Según el relato de la víctima, entre 2020 y 2021 el excompañero utilizó una máquina de tatuar para inscribir su nombre, sus iniciales y frases de carácter posesivo, como “propiedad de”, en aproximadamente el 90 % de su cuerpo, incluido el rostro. Joke afirma que, a lo largo de la relación, fue apartada de su familia, tuvo controlada su vida financiera y sufrió numerosos episodios de abuso. Relata además que pasó años evitando el contacto social por sentir vergüenza de su propia apariencia.
El tratamiento de eliminación comenzó por el rostro y, hasta el momento, ha completado siete sesiones gratuitas de láser ofrecidas por la fundación neerlandesa Stichting Spijt van Tattoo, que asiste a personas arrepentidas de haberse tatuado. Según la institución, este es uno de los casos más complejos que han atendido. Al estar gran parte del cuerpo de la víctima cubierto de tinta, fue preciso definir una estrategia progresiva para iniciar el proceso de remoción, que probablemente dure varios años.
El excompañero niega las acusaciones y sostiene que todos los tatuajes se realizaron con el consentimiento de Joke. Este contraste de versiones ha complicado el avance de las investigaciones, ya que no se han encontrado pruebas suficientes que acrediten la falta de consentimiento. Andy Han, fundador de la fundación encargada del tratamiento, refutó esa versión: “Cualquier persona sensata sabe que nadie se tatuaría voluntariamente cerca de los ojos, en la nariz o en la oreja”. Aun así, reconoció que la alegación de consentimiento ha dificultado la responsabilidad penal del presunto agresor.
Hoy, además de intentar borrar los tatuajes, Joke busca reconstruir su vida después de una relación que, según ella, dejó secuelas mucho más profundas que las marcas en la piel. Está recibiendo apoyo psicológico y asesoría legal para enfrentarse a las consecuencias emocionales y sociales del trauma sufrido.
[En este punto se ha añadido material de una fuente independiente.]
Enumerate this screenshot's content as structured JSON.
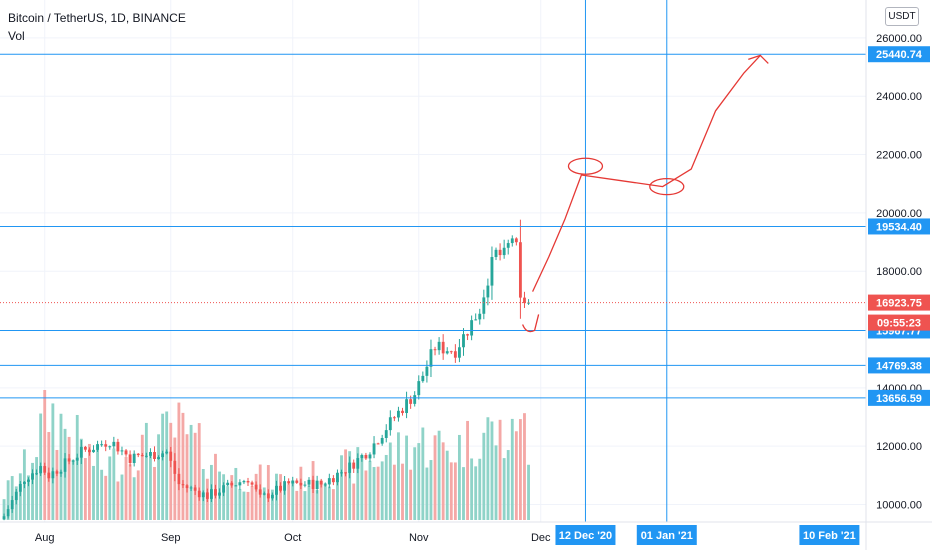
{
  "header": {
    "symbol": "Bitcoin / TetherUS, 1D, BINANCE",
    "indicator": "Vol",
    "currency_button": "USDT"
  },
  "colors": {
    "up": "#26a69a",
    "down": "#ef5350",
    "up_vol": "#8fd3c8",
    "down_vol": "#f4a8a6",
    "level_line": "#2196f3",
    "drawing": "#e53935",
    "grid": "#f0f3fa",
    "axis_text": "#131722"
  },
  "chart_data": {
    "type": "candlestick",
    "symbol": "BTC/USDT",
    "interval": "1D",
    "x_range": [
      "2020-07-21",
      "2021-02-19"
    ],
    "y_range": [
      9400,
      27300
    ],
    "y_ticks": [
      "10000.00",
      "12000.00",
      "14000.00",
      "18000.00",
      "20000.00",
      "22000.00",
      "24000.00",
      "26000.00"
    ],
    "x_ticks": [
      {
        "date": "2020-08-01",
        "label": "Aug"
      },
      {
        "date": "2020-09-01",
        "label": "Sep"
      },
      {
        "date": "2020-10-01",
        "label": "Oct"
      },
      {
        "date": "2020-11-01",
        "label": "Nov"
      },
      {
        "date": "2020-12-01",
        "label": "Dec"
      }
    ],
    "current_price": {
      "value": 16923.75,
      "label": "16923.75",
      "countdown": "09:55:23"
    },
    "horizontal_levels": [
      {
        "value": 25440.74,
        "label": "25440.74"
      },
      {
        "value": 19534.4,
        "label": "19534.40"
      },
      {
        "value": 15967.77,
        "label": "15967.77"
      },
      {
        "value": 14769.38,
        "label": "14769.38"
      },
      {
        "value": 13656.59,
        "label": "13656.59"
      }
    ],
    "vertical_lines": [
      {
        "date": "2020-12-12",
        "label": "12 Dec '20"
      },
      {
        "date": "2021-01-01",
        "label": "01 Jan '21"
      }
    ],
    "extra_date_labels": [
      {
        "date": "2021-02-10",
        "label": "10 Feb '21"
      }
    ],
    "close_anchors": [
      {
        "date": "2020-07-22",
        "close": 9600
      },
      {
        "date": "2020-07-27",
        "close": 10900
      },
      {
        "date": "2020-07-31",
        "close": 11300
      },
      {
        "date": "2020-08-02",
        "close": 11000
      },
      {
        "date": "2020-08-10",
        "close": 11800
      },
      {
        "date": "2020-08-17",
        "close": 12200
      },
      {
        "date": "2020-08-22",
        "close": 11600
      },
      {
        "date": "2020-08-31",
        "close": 11800
      },
      {
        "date": "2020-09-03",
        "close": 10700
      },
      {
        "date": "2020-09-10",
        "close": 10300
      },
      {
        "date": "2020-09-20",
        "close": 10900
      },
      {
        "date": "2020-09-23",
        "close": 10200
      },
      {
        "date": "2020-09-30",
        "close": 10700
      },
      {
        "date": "2020-10-08",
        "close": 10700
      },
      {
        "date": "2020-10-15",
        "close": 11300
      },
      {
        "date": "2020-10-20",
        "close": 11900
      },
      {
        "date": "2020-10-26",
        "close": 13000
      },
      {
        "date": "2020-10-31",
        "close": 13800
      },
      {
        "date": "2020-11-05",
        "close": 15400
      },
      {
        "date": "2020-11-10",
        "close": 15300
      },
      {
        "date": "2020-11-16",
        "close": 16700
      },
      {
        "date": "2020-11-18",
        "close": 17800
      },
      {
        "date": "2020-11-20",
        "close": 18600
      },
      {
        "date": "2020-11-22",
        "close": 18500
      },
      {
        "date": "2020-11-24",
        "close": 19200
      },
      {
        "date": "2020-11-25",
        "close": 18700
      },
      {
        "date": "2020-11-26",
        "close": 16900
      },
      {
        "date": "2020-11-27",
        "close": 17000
      },
      {
        "date": "2020-11-28",
        "close": 16924
      }
    ],
    "volume_anchors": [
      {
        "date": "2020-07-22",
        "value": 0.2
      },
      {
        "date": "2020-07-28",
        "value": 0.45
      },
      {
        "date": "2020-08-02",
        "value": 0.85
      },
      {
        "date": "2020-08-15",
        "value": 0.4
      },
      {
        "date": "2020-09-03",
        "value": 0.7
      },
      {
        "date": "2020-09-15",
        "value": 0.35
      },
      {
        "date": "2020-10-01",
        "value": 0.3
      },
      {
        "date": "2020-10-20",
        "value": 0.45
      },
      {
        "date": "2020-11-01",
        "value": 0.6
      },
      {
        "date": "2020-11-10",
        "value": 0.55
      },
      {
        "date": "2020-11-18",
        "value": 0.7
      },
      {
        "date": "2020-11-24",
        "value": 0.6
      },
      {
        "date": "2020-11-26",
        "value": 1.0
      },
      {
        "date": "2020-11-28",
        "value": 0.35
      }
    ],
    "hand_drawn_annotation": {
      "color": "#e53935",
      "path": [
        {
          "date": "2020-11-29",
          "price": 17300
        },
        {
          "date": "2020-12-03",
          "price": 18500
        },
        {
          "date": "2020-12-07",
          "price": 19800
        },
        {
          "date": "2020-12-11",
          "price": 21300
        },
        {
          "date": "2020-12-21",
          "price": 21100
        },
        {
          "date": "2020-12-31",
          "price": 20900
        },
        {
          "date": "2021-01-07",
          "price": 21500
        },
        {
          "date": "2021-01-13",
          "price": 23500
        },
        {
          "date": "2021-01-20",
          "price": 24800
        },
        {
          "date": "2021-01-24",
          "price": 25400
        }
      ],
      "ellipses": [
        {
          "date": "2020-12-12",
          "price": 21600
        },
        {
          "date": "2021-01-01",
          "price": 20900
        }
      ]
    }
  }
}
El borrado de tatuajes con láser es una técnica basada en pulsos de energía que fragmentan las partículas de tinta bajo la piel, las cuales son eliminadas de forma natural por el sistema inmunitario. El número de sesiones y la duración del tratamiento dependen de factores como el color, la profundidad de la tinta y la sensibilidad de la piel. Aunque esta tecnología ha avanzado en las últimas dos décadas, la eliminación total de tatuajes muy extensos o en zonas delicadas puede requerir múltiples intervenciones y no garantiza siempre la restitución exacta del tono original de la piel.
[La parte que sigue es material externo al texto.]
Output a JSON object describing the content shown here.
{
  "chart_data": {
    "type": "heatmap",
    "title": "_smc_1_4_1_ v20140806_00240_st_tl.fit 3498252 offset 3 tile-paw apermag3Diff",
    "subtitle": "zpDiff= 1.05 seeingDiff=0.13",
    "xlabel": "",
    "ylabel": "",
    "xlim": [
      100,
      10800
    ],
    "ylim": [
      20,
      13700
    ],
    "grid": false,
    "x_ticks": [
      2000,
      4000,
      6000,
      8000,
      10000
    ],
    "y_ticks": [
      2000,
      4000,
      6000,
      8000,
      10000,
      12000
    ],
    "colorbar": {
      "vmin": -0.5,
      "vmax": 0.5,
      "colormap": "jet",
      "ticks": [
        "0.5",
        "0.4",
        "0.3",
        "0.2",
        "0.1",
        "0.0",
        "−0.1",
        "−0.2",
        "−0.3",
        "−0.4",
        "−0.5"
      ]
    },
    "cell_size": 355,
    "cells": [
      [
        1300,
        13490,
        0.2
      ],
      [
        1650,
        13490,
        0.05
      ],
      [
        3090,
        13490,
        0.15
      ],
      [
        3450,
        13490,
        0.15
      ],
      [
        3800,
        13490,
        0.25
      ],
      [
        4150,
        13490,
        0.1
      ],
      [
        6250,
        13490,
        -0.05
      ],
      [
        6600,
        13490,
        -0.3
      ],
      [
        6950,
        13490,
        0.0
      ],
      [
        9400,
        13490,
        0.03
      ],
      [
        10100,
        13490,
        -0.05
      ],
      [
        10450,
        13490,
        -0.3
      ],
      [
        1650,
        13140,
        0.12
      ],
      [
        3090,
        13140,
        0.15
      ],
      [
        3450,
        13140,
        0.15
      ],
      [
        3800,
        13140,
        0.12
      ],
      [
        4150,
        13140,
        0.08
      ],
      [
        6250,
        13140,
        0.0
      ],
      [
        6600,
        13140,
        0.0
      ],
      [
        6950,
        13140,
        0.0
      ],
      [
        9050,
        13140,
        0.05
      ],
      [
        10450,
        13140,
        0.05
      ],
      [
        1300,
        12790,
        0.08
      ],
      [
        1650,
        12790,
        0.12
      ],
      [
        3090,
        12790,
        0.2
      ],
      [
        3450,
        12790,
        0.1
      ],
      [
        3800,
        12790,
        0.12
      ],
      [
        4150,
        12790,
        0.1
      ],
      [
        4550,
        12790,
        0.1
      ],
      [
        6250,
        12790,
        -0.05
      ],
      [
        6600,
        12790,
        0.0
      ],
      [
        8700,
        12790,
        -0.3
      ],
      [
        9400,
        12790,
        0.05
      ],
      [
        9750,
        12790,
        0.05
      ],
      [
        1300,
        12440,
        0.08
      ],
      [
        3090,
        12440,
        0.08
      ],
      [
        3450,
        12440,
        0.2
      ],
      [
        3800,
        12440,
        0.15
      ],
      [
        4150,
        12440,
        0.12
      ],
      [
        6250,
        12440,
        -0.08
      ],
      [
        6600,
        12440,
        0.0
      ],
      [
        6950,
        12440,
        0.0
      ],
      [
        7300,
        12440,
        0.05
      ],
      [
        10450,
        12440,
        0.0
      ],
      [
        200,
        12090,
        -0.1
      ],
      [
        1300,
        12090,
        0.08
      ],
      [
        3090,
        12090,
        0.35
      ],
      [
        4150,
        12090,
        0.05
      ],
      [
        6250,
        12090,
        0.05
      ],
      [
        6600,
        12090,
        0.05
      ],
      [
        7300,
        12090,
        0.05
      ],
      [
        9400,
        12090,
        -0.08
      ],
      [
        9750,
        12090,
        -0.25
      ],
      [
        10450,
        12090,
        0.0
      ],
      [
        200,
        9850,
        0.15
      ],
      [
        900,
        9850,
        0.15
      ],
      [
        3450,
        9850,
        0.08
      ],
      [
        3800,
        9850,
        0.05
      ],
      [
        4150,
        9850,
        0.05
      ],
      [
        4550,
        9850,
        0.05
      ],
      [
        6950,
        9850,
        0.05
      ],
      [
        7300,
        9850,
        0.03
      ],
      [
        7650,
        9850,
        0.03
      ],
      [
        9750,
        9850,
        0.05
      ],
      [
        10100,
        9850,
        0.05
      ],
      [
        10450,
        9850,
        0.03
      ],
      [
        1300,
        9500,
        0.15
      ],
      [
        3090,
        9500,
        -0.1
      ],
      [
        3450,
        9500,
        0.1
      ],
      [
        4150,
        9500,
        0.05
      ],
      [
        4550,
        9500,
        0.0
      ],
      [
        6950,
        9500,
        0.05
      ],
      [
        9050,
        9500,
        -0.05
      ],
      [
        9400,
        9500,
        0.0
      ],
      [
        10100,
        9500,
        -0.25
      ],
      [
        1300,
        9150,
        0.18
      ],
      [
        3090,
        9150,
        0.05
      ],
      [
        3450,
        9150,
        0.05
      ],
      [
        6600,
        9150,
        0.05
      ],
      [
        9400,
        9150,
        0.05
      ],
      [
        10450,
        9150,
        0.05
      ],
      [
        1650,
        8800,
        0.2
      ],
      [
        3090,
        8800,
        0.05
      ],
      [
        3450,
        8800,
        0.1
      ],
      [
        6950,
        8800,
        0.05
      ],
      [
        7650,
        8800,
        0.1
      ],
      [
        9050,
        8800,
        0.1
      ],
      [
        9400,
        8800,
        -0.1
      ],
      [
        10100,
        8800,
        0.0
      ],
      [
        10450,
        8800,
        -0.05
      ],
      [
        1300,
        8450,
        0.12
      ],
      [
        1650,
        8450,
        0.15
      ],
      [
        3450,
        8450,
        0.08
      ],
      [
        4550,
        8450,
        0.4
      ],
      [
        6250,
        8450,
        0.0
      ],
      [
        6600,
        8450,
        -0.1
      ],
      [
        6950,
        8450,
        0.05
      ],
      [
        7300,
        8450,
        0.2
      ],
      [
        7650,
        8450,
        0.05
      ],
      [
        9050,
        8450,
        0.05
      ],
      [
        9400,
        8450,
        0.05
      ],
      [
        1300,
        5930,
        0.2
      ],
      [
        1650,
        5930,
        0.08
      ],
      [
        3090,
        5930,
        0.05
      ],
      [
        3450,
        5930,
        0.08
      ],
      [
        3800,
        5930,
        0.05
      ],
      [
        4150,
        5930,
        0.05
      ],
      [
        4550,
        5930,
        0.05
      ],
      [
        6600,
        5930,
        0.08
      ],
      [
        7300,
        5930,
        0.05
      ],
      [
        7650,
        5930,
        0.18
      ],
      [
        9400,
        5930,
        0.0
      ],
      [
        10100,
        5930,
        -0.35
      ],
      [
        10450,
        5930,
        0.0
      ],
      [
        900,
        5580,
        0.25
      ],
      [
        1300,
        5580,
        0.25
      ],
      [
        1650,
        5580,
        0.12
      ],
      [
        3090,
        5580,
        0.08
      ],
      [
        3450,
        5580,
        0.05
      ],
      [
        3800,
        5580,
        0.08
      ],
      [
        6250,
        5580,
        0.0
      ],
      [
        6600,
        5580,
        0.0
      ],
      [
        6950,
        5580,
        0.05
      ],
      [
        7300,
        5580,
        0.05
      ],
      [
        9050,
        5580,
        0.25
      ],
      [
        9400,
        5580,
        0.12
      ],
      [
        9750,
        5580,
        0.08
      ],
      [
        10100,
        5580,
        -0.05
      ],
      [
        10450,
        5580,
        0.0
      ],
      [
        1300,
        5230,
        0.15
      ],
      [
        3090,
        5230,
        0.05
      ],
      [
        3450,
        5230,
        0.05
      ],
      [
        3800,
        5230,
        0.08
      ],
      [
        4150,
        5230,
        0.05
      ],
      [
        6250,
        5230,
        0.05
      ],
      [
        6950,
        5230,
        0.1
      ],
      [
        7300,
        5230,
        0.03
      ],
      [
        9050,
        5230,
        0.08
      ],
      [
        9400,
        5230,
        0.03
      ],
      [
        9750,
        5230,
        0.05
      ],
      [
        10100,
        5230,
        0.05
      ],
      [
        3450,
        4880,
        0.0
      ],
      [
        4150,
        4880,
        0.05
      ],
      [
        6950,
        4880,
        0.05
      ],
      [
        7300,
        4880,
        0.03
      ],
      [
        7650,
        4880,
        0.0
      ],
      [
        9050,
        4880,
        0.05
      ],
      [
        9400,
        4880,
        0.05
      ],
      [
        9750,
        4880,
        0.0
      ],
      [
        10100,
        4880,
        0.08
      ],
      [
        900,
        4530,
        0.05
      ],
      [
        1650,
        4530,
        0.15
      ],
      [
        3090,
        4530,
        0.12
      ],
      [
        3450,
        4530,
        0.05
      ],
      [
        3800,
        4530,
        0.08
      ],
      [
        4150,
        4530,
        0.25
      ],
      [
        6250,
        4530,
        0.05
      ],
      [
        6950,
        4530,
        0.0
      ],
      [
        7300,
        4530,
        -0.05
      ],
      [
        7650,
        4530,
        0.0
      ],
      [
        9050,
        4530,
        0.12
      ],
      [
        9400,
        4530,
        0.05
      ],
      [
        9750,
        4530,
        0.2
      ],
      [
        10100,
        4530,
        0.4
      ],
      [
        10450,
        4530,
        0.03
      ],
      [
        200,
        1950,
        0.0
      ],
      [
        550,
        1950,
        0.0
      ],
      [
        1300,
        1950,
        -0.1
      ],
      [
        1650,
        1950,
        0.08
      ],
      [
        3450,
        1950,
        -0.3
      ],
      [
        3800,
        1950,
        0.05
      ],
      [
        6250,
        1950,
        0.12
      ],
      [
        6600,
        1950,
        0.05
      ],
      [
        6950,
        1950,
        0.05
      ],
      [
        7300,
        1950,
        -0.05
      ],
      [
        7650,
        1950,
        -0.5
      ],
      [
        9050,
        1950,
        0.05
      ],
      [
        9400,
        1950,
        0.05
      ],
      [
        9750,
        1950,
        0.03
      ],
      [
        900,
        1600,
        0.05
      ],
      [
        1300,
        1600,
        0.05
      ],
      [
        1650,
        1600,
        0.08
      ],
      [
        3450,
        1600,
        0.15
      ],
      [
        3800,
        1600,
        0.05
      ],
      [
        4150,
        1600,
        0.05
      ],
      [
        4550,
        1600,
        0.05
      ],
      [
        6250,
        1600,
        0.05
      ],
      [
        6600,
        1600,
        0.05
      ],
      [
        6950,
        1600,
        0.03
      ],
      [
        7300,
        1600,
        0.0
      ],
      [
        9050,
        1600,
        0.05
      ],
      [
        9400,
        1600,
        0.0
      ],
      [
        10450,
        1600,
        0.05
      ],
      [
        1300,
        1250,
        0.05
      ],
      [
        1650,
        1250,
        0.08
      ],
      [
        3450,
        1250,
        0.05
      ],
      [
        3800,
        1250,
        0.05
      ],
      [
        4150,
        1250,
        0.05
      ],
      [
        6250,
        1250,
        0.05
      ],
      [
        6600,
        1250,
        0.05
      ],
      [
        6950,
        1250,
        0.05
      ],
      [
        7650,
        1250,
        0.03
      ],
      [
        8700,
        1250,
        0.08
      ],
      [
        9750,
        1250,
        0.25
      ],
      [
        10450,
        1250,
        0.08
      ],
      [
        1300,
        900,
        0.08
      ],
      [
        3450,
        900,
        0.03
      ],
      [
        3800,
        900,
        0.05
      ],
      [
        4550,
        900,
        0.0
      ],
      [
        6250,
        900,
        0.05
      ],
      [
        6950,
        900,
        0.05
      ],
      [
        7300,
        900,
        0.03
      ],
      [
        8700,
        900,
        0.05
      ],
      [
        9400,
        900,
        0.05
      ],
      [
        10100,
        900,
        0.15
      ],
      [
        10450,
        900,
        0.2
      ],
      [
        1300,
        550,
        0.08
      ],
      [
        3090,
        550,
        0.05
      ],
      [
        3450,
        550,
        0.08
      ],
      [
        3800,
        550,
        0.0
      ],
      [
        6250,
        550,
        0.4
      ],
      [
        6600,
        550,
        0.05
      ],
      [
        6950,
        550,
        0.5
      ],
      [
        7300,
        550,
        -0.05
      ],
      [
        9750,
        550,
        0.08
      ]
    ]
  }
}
El fenómeno del arrepentimiento de tatuajes ha crecido en paralelo al aumento de la popularidad de esta práctica como forma de expresión artística y personal. Asociaciones como Stichting Spijt van Tattoo surgieron para orientar y apoyar a quienes enfrentan las consecuencias impresas de decisiones tomadas en situaciones emocionales vulnerables o bajo presión externa. La intervención de estas organizaciones suele incluir asesoramiento sobre cuidados dermatológicos, evaluación de riesgos y acompañamiento emocional durante el proceso de remoción.
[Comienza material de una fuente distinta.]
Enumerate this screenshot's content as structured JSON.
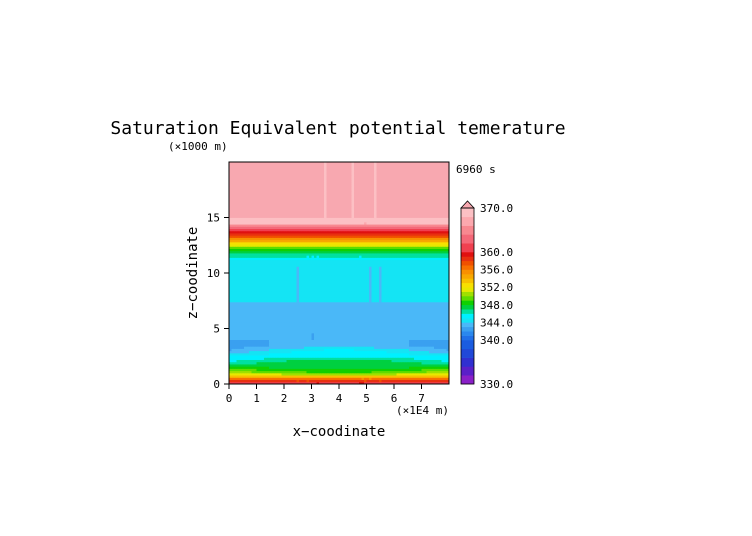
{
  "chart_data": {
    "type": "heatmap",
    "title": "Saturation Equivalent potential temerature",
    "time_label": "6960 s",
    "xlabel": "x−coodinate",
    "ylabel": "z−coodinate",
    "x_unit": "(×1E4 m)",
    "y_unit": "(×1000 m)",
    "xlim": [
      0,
      8
    ],
    "ylim": [
      0,
      20
    ],
    "x_ticks": [
      "0",
      "1",
      "2",
      "3",
      "4",
      "5",
      "6",
      "7"
    ],
    "y_ticks": [
      "0",
      "5",
      "10",
      "15"
    ],
    "colorbar": {
      "labels": [
        "330.0",
        "340.0",
        "344.0",
        "348.0",
        "352.0",
        "356.0",
        "360.0",
        "370.0"
      ],
      "levels": [
        330,
        332,
        334,
        336,
        338,
        340,
        341,
        342,
        343,
        344,
        345,
        346,
        347,
        348,
        349,
        350,
        351,
        352,
        353,
        354,
        355,
        356,
        357,
        358,
        359,
        360,
        362,
        364,
        366,
        368,
        370
      ],
      "colors": [
        "#8a20c8",
        "#5a20c8",
        "#3030d0",
        "#2048d8",
        "#1a5ce0",
        "#2070e8",
        "#2a88ee",
        "#3aa0f0",
        "#4ab8f8",
        "#14e4f4",
        "#00f0ff",
        "#00e0a0",
        "#00d040",
        "#10d000",
        "#60dc00",
        "#a0e000",
        "#e8e800",
        "#f8e000",
        "#f8c000",
        "#f8a800",
        "#f89000",
        "#f87000",
        "#f05000",
        "#e83010",
        "#e01010",
        "#f04050",
        "#f46878",
        "#f88890",
        "#fca8ae",
        "#fcc0c4",
        "#f8a8b0"
      ]
    },
    "field_summary": "sample values by height (km) and x (1E4 m)",
    "x": [
      0,
      0.25,
      0.5,
      0.75,
      1,
      1.25,
      1.5,
      1.75,
      2,
      2.25,
      2.5,
      2.75,
      3,
      3.25,
      3.5,
      3.75,
      4,
      4.25,
      4.5,
      4.75,
      5,
      5.25,
      5.5,
      5.75,
      6,
      6.25,
      6.5,
      6.75,
      7,
      7.25,
      7.5,
      7.75,
      8
    ],
    "z": [
      0,
      0.5,
      1,
      1.5,
      2,
      2.5,
      3,
      3.5,
      4,
      4.5,
      5,
      5.5,
      6,
      6.5,
      7,
      7.5,
      8,
      8.5,
      9,
      9.5,
      10,
      10.5,
      11,
      11.5,
      12,
      12.5,
      13,
      13.5,
      14,
      14.5,
      15,
      15.5,
      16,
      16.5,
      17,
      17.5,
      18,
      18.5,
      19,
      19.5,
      20
    ],
    "profile_center": [
      361,
      356,
      349,
      347.5,
      348,
      346,
      345.5,
      343.5,
      343,
      343,
      343,
      343,
      343,
      343,
      343.5,
      344,
      344,
      344,
      344,
      344,
      344,
      344,
      344.5,
      346,
      348,
      351,
      355,
      358.5,
      362,
      368,
      370,
      370,
      370,
      370,
      370,
      370,
      370,
      370,
      370,
      370,
      370
    ],
    "profile_edge": [
      361,
      356,
      351,
      348.5,
      346,
      345,
      343,
      342.5,
      343,
      343,
      344,
      344,
      344,
      344,
      344,
      344,
      344,
      344,
      344,
      344,
      344,
      344,
      344.5,
      346,
      348,
      351,
      355,
      358.5,
      362,
      368,
      370,
      370,
      370,
      370,
      370,
      370,
      370,
      370,
      370,
      370,
      370
    ]
  }
}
En el ámbito legal, la definición de consentimiento en casos de violencia doméstica y abuso psicológico es clave para determinar responsabilidades. Las leyes neerlandesas consideran agresión no sólo las lesiones físicas, sino también aquellas conductas que coaccionan, aíslan o degradan a la víctima, impidiendo su libertad de decisión. Este caso ha puesto de relieve la necesidad de reforzar los mecanismos de detección temprana de relaciones abusivas, así como de ofrecer recursos accesibles para la recuperación integral de las supervivientes.